Richard Cobbe | 29 Jul 20:04 2012

GHC rendering of non-ASCII characters configurable?

I'm working on an application that involves processing a lot of Unicode
data, and I'm finding the built-in Show implementation for Char to be
really inconvenient.  Specifically, it renders all characters at U+0080 and
above with decimal escapes:

    Prelude> '\x80'
    '\128'

This is annoying because all of the Unicode charts give the code points in
hex, and indeed the charts are split into different PDFs at numbers that
are nice and round in hex but not in decimal.  So in order to figure out
which character I'm looking at, I have to convert back to hex and then look
it up in the charts.

Is there any way to ask GHC to render super-ASCII characters with their
hexadecimal escapes, instead?  I'm perfectly happy to write my own custom
Show instance, but I don't know how to hook that into ghci's REPL (or, for
that matter, the routines that HUnit uses to generate the messages on
failed tests, etc.).

I'm using GHC 7.4.1 on MacOS 10.7.4.

Thanks,

Richard
Paolo Capriotti | 30 Jul 11:02 2012
Picon

Re: GHC rendering of non-ASCII characters configurable?

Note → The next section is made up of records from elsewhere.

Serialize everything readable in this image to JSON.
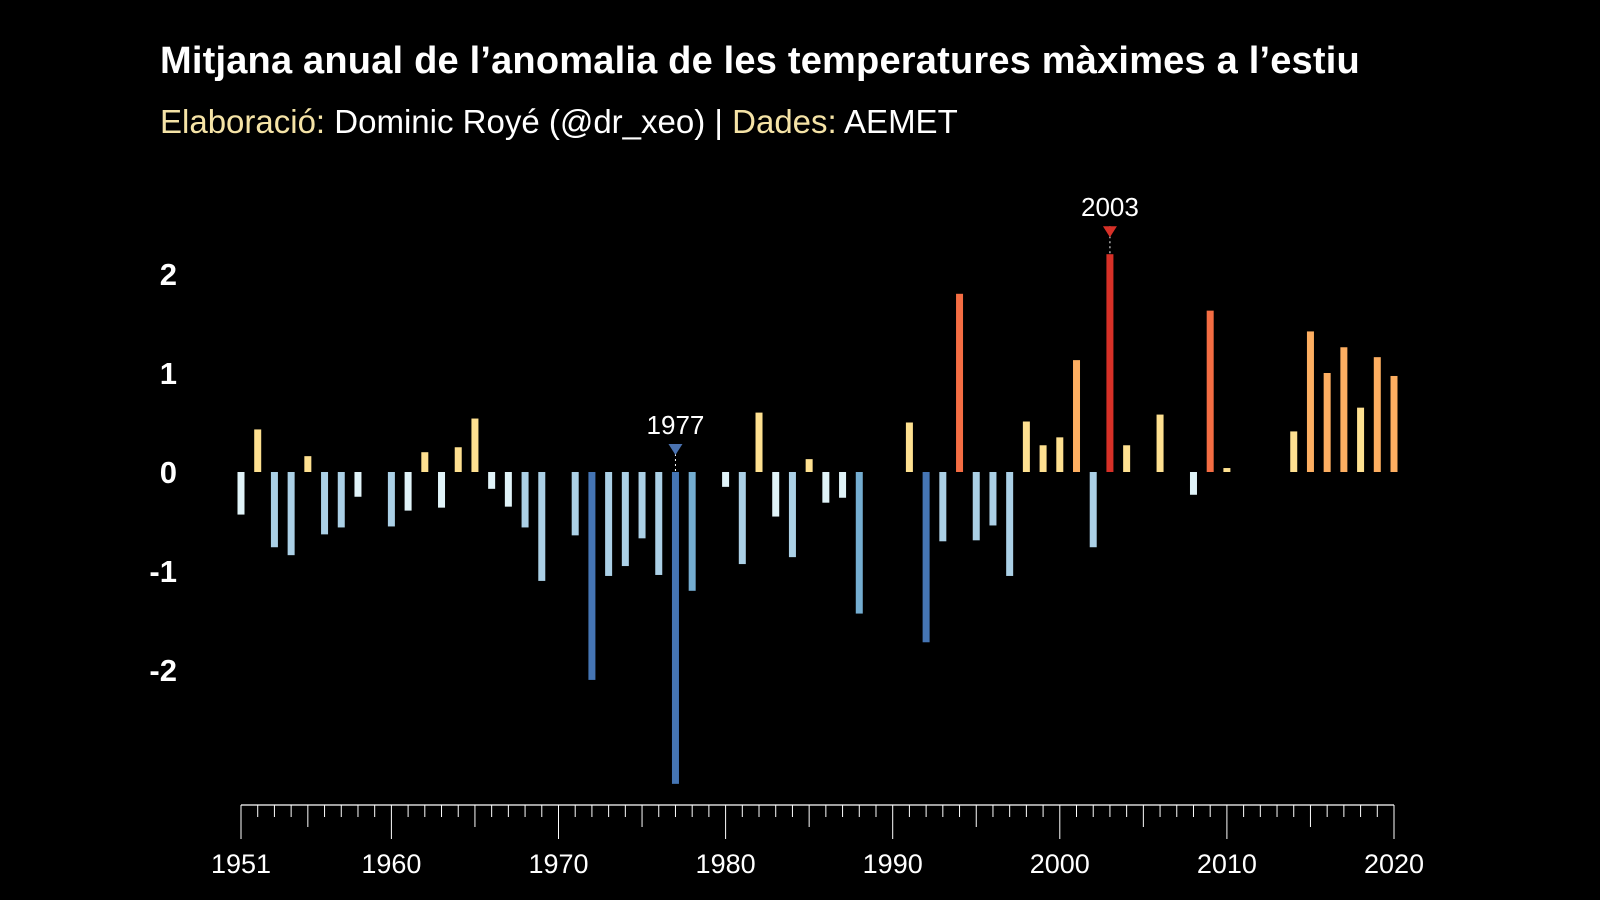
{
  "chart_data": {
    "type": "bar",
    "title": "Mitjana anual de l’anomalia de les temperatures màximes a l’estiu",
    "subtitle": {
      "label1": "Elaboració:",
      "author": " Dominic Royé (@dr_xeo) | ",
      "label2": "Dades:",
      "source": " AEMET"
    },
    "xlabel": "",
    "ylabel": "",
    "xlim": [
      1951,
      2020
    ],
    "ylim": [
      -3.2,
      2.4
    ],
    "yticks": [
      {
        "value": 2,
        "label": "2"
      },
      {
        "value": 1,
        "label": "1"
      },
      {
        "value": 0,
        "label": "0"
      },
      {
        "value": -1,
        "label": "-1"
      },
      {
        "value": -2,
        "label": "-2"
      }
    ],
    "xtick_labels": [
      "1951",
      "1960",
      "1970",
      "1980",
      "1990",
      "2000",
      "2010",
      "2020"
    ],
    "xtick_values": [
      1951,
      1960,
      1970,
      1980,
      1990,
      2000,
      2010,
      2020
    ],
    "annotations": [
      {
        "year": 1977,
        "label": "1977",
        "color": "#4a72b0"
      },
      {
        "year": 2003,
        "label": "2003",
        "color": "#d73027"
      }
    ],
    "years": [
      1951,
      1952,
      1953,
      1954,
      1955,
      1956,
      1957,
      1958,
      1959,
      1960,
      1961,
      1962,
      1963,
      1964,
      1965,
      1966,
      1967,
      1968,
      1969,
      1970,
      1971,
      1972,
      1973,
      1974,
      1975,
      1976,
      1977,
      1978,
      1979,
      1980,
      1981,
      1982,
      1983,
      1984,
      1985,
      1986,
      1987,
      1988,
      1989,
      1990,
      1991,
      1992,
      1993,
      1994,
      1995,
      1996,
      1997,
      1998,
      1999,
      2000,
      2001,
      2002,
      2003,
      2004,
      2005,
      2006,
      2007,
      2008,
      2009,
      2010,
      2011,
      2012,
      2013,
      2014,
      2015,
      2016,
      2017,
      2018,
      2019,
      2020
    ],
    "values": [
      -0.43,
      0.43,
      -0.76,
      -0.84,
      0.16,
      -0.63,
      -0.56,
      -0.25,
      0,
      -0.55,
      -0.39,
      0.2,
      -0.36,
      0.25,
      0.54,
      -0.17,
      -0.35,
      -0.56,
      -1.1,
      0,
      -0.64,
      -2.1,
      -1.05,
      -0.95,
      -0.67,
      -1.04,
      -3.15,
      -1.2,
      0,
      -0.15,
      -0.93,
      0.6,
      -0.45,
      -0.86,
      0.13,
      -0.31,
      -0.26,
      -1.43,
      0,
      0,
      0.5,
      -1.72,
      -0.7,
      1.8,
      -0.69,
      -0.54,
      -1.05,
      0.51,
      0.27,
      0.35,
      1.13,
      -0.76,
      2.2,
      0.27,
      0,
      0.58,
      0,
      -0.23,
      1.63,
      0.04,
      0,
      0,
      0,
      0.41,
      1.42,
      1.0,
      1.26,
      0.65,
      1.16,
      0.97
    ],
    "colors": {
      "warm_strong": "#d73027",
      "warm": "#f46d43",
      "warm_light": "#fdae61",
      "warm_pale": "#fee090",
      "cool_pale": "#e0f3f8",
      "cool_light": "#abd0e6",
      "cool": "#74add1",
      "cool_strong": "#4575b4"
    }
  }
}
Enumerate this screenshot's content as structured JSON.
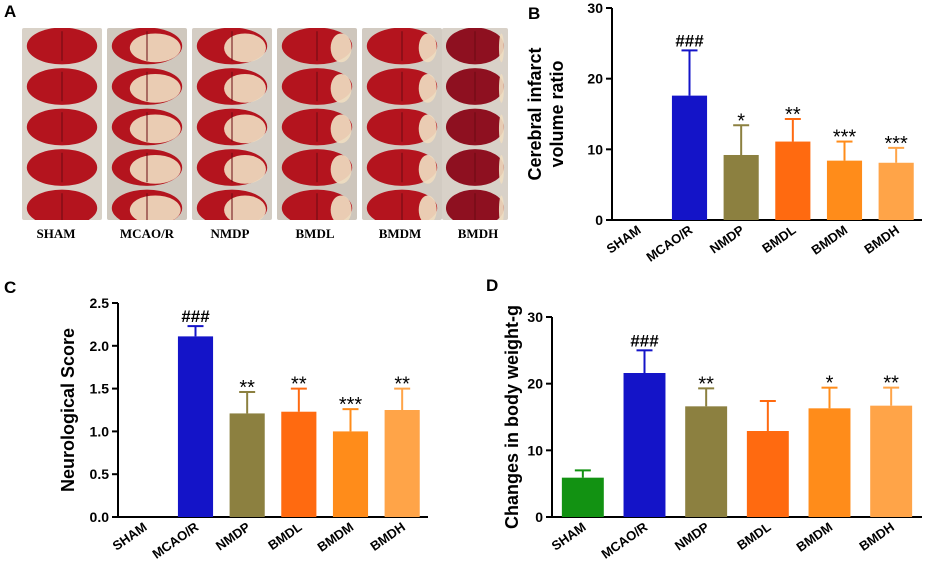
{
  "panels": {
    "a": "A",
    "b": "B",
    "c": "C",
    "d": "D"
  },
  "photo_labels": [
    "SHAM",
    "MCAO/R",
    "NMDP",
    "BMDL",
    "BMDM",
    "BMDH"
  ],
  "colors": {
    "SHAM_d": "#129212",
    "MCAO/R": "#1414c8",
    "NMDP": "#8c8040",
    "BMDL": "#ff6a10",
    "BMDM": "#ff8c1a",
    "BMDH": "#ffa448",
    "tissue_red": "#b4141e",
    "tissue_pale": "#efdcc0"
  },
  "chart_data": [
    {
      "type": "bar",
      "panel": "B",
      "title": "",
      "xlabel": "",
      "ylabel": "Cerebral infarct volume ratio",
      "ylabel_lines": [
        "Cerebral infarct",
        "volume ratio"
      ],
      "categories": [
        "SHAM",
        "MCAO/R",
        "NMDP",
        "BMDL",
        "BMDM",
        "BMDH"
      ],
      "values": [
        0,
        17.6,
        9.2,
        11.1,
        8.4,
        8.1
      ],
      "errors": [
        0,
        6.4,
        4.2,
        3.2,
        2.7,
        2.1
      ],
      "annotations": [
        "",
        "###",
        "*",
        "**",
        "***",
        "***"
      ],
      "ylim": [
        0,
        30
      ],
      "yticks": [
        0,
        10,
        20,
        30
      ],
      "ytick_labels": [
        "0",
        "10",
        "20",
        "30"
      ]
    },
    {
      "type": "bar",
      "panel": "C",
      "title": "",
      "xlabel": "",
      "ylabel": "Neurological Score",
      "ylabel_lines": [
        "Neurological Score"
      ],
      "categories": [
        "SHAM",
        "MCAO/R",
        "NMDP",
        "BMDL",
        "BMDM",
        "BMDH"
      ],
      "values": [
        0,
        2.11,
        1.21,
        1.23,
        1.0,
        1.25
      ],
      "errors": [
        0,
        0.12,
        0.25,
        0.27,
        0.26,
        0.25
      ],
      "annotations": [
        "",
        "###",
        "**",
        "**",
        "***",
        "**"
      ],
      "ylim": [
        0,
        2.5
      ],
      "yticks": [
        0,
        0.5,
        1.0,
        1.5,
        2.0,
        2.5
      ],
      "ytick_labels": [
        "0.0",
        "0.5",
        "1.0",
        "1.5",
        "2.0",
        "2.5"
      ]
    },
    {
      "type": "bar",
      "panel": "D",
      "title": "",
      "xlabel": "",
      "ylabel": "Changes in body weight-g",
      "ylabel_lines": [
        "Changes in body weight-g"
      ],
      "categories": [
        "SHAM",
        "MCAO/R",
        "NMDP",
        "BMDL",
        "BMDM",
        "BMDH"
      ],
      "values": [
        5.9,
        21.6,
        16.6,
        12.9,
        16.3,
        16.7
      ],
      "errors": [
        1.1,
        3.4,
        2.7,
        4.5,
        3.1,
        2.7
      ],
      "annotations": [
        "",
        "###",
        "**",
        "",
        "*",
        "**"
      ],
      "ylim": [
        0,
        30
      ],
      "yticks": [
        0,
        10,
        20,
        30
      ],
      "ytick_labels": [
        "0",
        "10",
        "20",
        "30"
      ]
    }
  ]
}
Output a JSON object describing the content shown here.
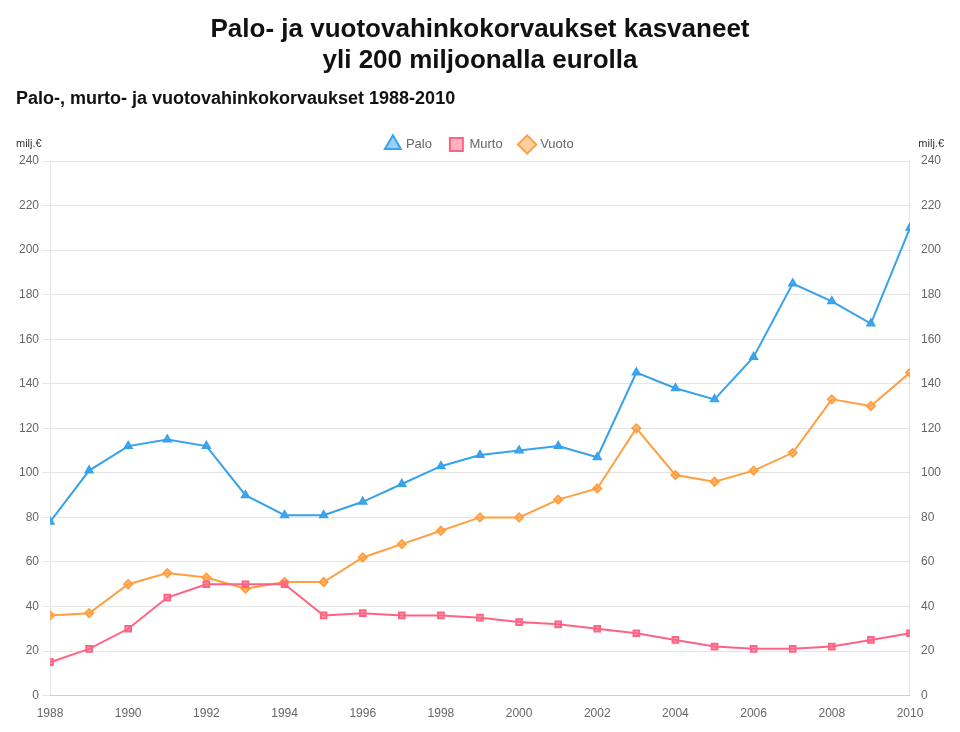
{
  "chart_data": {
    "type": "line",
    "title": [
      "Palo- ja vuotovahinkokorvaukset kasvaneet",
      "yli 200 miljoonalla eurolla"
    ],
    "subtitle": "Palo-, murto- ja vuotovahinkokorvaukset 1988-2010",
    "ylabel": "milj.€",
    "y2label": "milj.€",
    "x": [
      1988,
      1989,
      1990,
      1991,
      1992,
      1993,
      1994,
      1995,
      1996,
      1997,
      1998,
      1999,
      2000,
      2001,
      2002,
      2003,
      2004,
      2005,
      2006,
      2007,
      2008,
      2009,
      2010
    ],
    "series": [
      {
        "name": "Palo",
        "marker": "triangle",
        "values": [
          78,
          101,
          112,
          115,
          112,
          90,
          81,
          81,
          87,
          95,
          103,
          108,
          110,
          112,
          107,
          145,
          138,
          133,
          152,
          185,
          177,
          167,
          210
        ]
      },
      {
        "name": "Murto",
        "marker": "square",
        "values": [
          15,
          21,
          30,
          44,
          50,
          50,
          50,
          36,
          37,
          36,
          36,
          35,
          33,
          32,
          30,
          28,
          25,
          22,
          21,
          21,
          22,
          25,
          28
        ]
      },
      {
        "name": "Vuoto",
        "marker": "diamond",
        "values": [
          36,
          37,
          50,
          55,
          53,
          48,
          51,
          51,
          62,
          68,
          74,
          80,
          80,
          88,
          93,
          120,
          99,
          96,
          101,
          109,
          133,
          130,
          145
        ]
      }
    ],
    "xlim": [
      1988,
      2010
    ],
    "xticks": [
      1988,
      1990,
      1992,
      1994,
      1996,
      1998,
      2000,
      2002,
      2004,
      2006,
      2008,
      2010
    ],
    "ylim": [
      0,
      240
    ],
    "yticks": [
      0,
      20,
      40,
      60,
      80,
      100,
      120,
      140,
      160,
      180,
      200,
      220,
      240
    ],
    "y2lim": [
      0,
      240
    ],
    "y2ticks": [
      0,
      20,
      40,
      60,
      80,
      100,
      120,
      140,
      160,
      180,
      200,
      220,
      240
    ],
    "grid": "y",
    "legend": "top"
  }
}
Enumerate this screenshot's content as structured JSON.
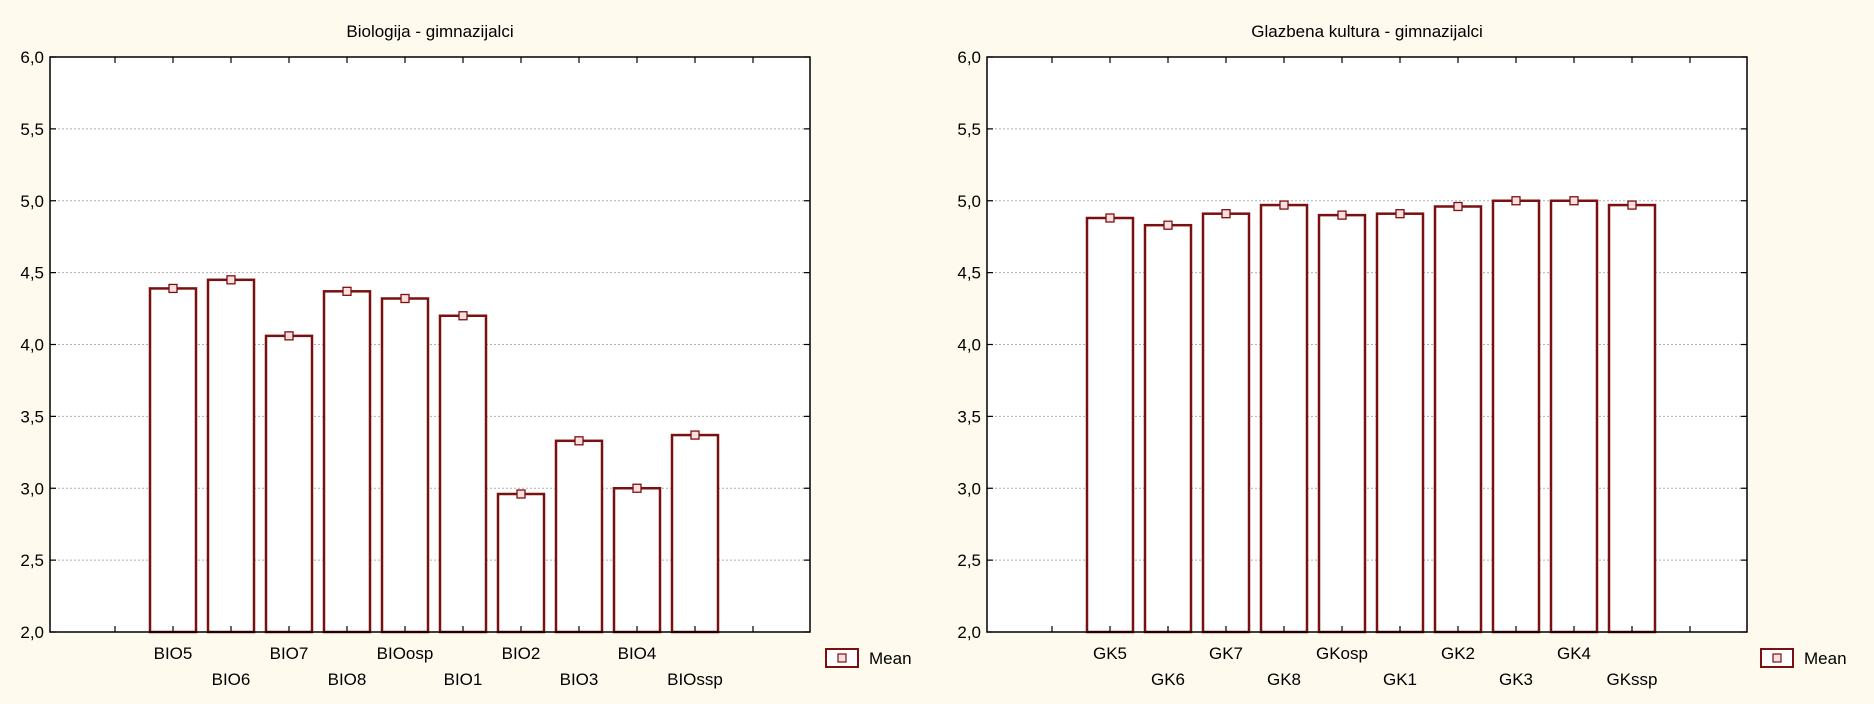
{
  "chart_data": [
    {
      "type": "bar",
      "title": "Biologija - gimnazijalci",
      "xlabel": "",
      "ylabel": "",
      "ylim": [
        2.0,
        6.0
      ],
      "yticks": [
        "2,0",
        "2,5",
        "3,0",
        "3,5",
        "4,0",
        "4,5",
        "5,0",
        "5,5",
        "6,0"
      ],
      "grid": true,
      "legend_position": "right",
      "categories": [
        "BIO5",
        "BIO6",
        "BIO7",
        "BIO8",
        "BIOosp",
        "BIO1",
        "BIO2",
        "BIO3",
        "BIO4",
        "BIOssp"
      ],
      "series": [
        {
          "name": "Mean",
          "values": [
            4.39,
            4.45,
            4.06,
            4.37,
            4.32,
            4.2,
            2.96,
            3.33,
            3.0,
            3.37
          ]
        }
      ]
    },
    {
      "type": "bar",
      "title": "Glazbena kultura - gimnazijalci",
      "xlabel": "",
      "ylabel": "",
      "ylim": [
        2.0,
        6.0
      ],
      "yticks": [
        "2,0",
        "2,5",
        "3,0",
        "3,5",
        "4,0",
        "4,5",
        "5,0",
        "5,5",
        "6,0"
      ],
      "grid": true,
      "legend_position": "right",
      "categories": [
        "GK5",
        "GK6",
        "GK7",
        "GK8",
        "GKosp",
        "GK1",
        "GK2",
        "GK3",
        "GK4",
        "GKssp"
      ],
      "series": [
        {
          "name": "Mean",
          "values": [
            4.88,
            4.83,
            4.91,
            4.97,
            4.9,
            4.91,
            4.96,
            5.0,
            5.0,
            4.97
          ]
        }
      ]
    }
  ],
  "colors": {
    "background": "#fefaee",
    "plot_background": "#ffffff",
    "bar_stroke": "#7b1010",
    "marker_fill": "#fce0e0",
    "grid": "#b0b0b0"
  }
}
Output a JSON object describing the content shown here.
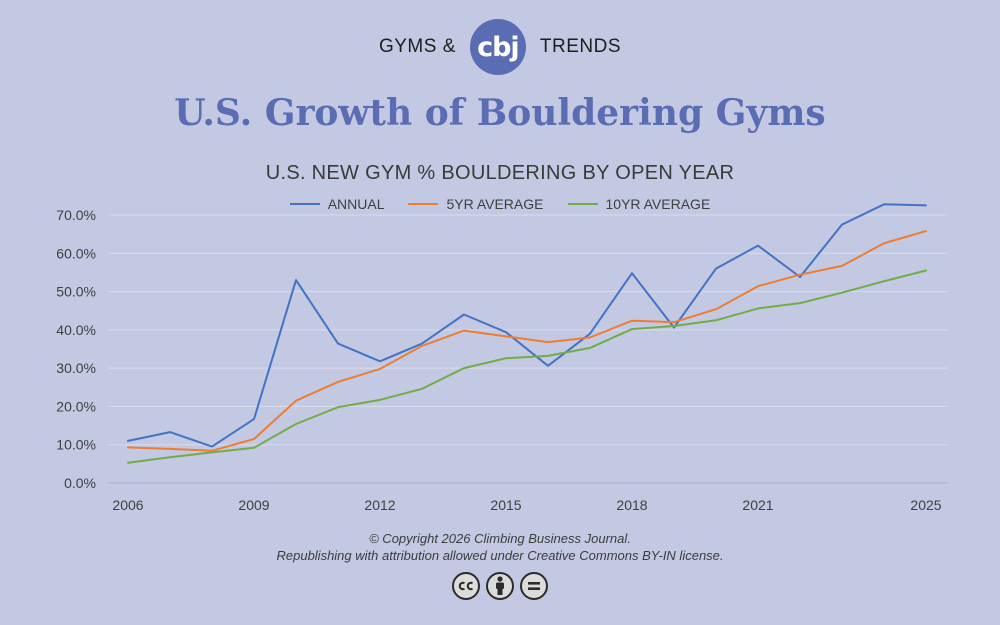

On Sun, Jul 29, 2012 at 7:04 PM, Richard Cobbe <cobbe <at> ccs.neu.edu> wrote:
> I'm working on an application that involves processing a lot of Unicode
> data, and I'm finding the built-in Show implementation for Char to be
> really inconvenient.  Specifically, it renders all characters at U+0080 and
> above with decimal escapes:
>
>     Prelude> '\x80'
>     '\128'
>
> This is annoying because all of the Unicode charts give the code points in
> hex, and indeed the charts are split into different PDFs at numbers that
> are nice and round in hex but not in decimal.  So in order to figure out
> which character I'm looking at, I have to convert back to hex and then look
> it up in the charts.
>
> Is there any way to ask GHC to render super-ASCII characters with their
> hexadecimal escapes, instead?  I'm perfectly happy to write my own custom
> Show instance, but I don't know how to hook that into ghci's REPL (or, for
> that matter, the routines that HUnit uses to generate the messages on
> failed tests, etc.).
>
> I'm using GHC 7.4.1 on MacOS 10.7.4.

In GHC HEAD there is a new flag -interactive-print that allows to
change the function used for printing values in GHCi. It will be in
7.6.1. That won't help with HUnit output, though.

BR,
Paolo
(Continue reading)

Max Rabkin | 30 Jul 12:27 2012
Picon

Re: GHC rendering of non-ASCII characters configurable?

On Sun, Jul 29, 2012 at 8:04 PM, Richard Cobbe <cobbe <at> ccs.neu.edu> wrote:
> This is annoying because all of the Unicode charts give the code points in
> hex, and indeed the charts are split into different PDFs at numbers that
> are nice and round in hex but not in decimal.  So in order to figure out
> which character I'm looking at, I have to convert back to hex and then look
> it up in the charts.

My reading of the Haskell 98 report is that the Show instance for Char
*could* use hex escapes, so this is a compiler choice. If there isn't
a good reason for this choice, perhaps GHC could change?

--Max
Ivan Lazar Miljenovic | 30 Jul 15:45 2012
Picon

Re: GHC rendering of non-ASCII characters configurable?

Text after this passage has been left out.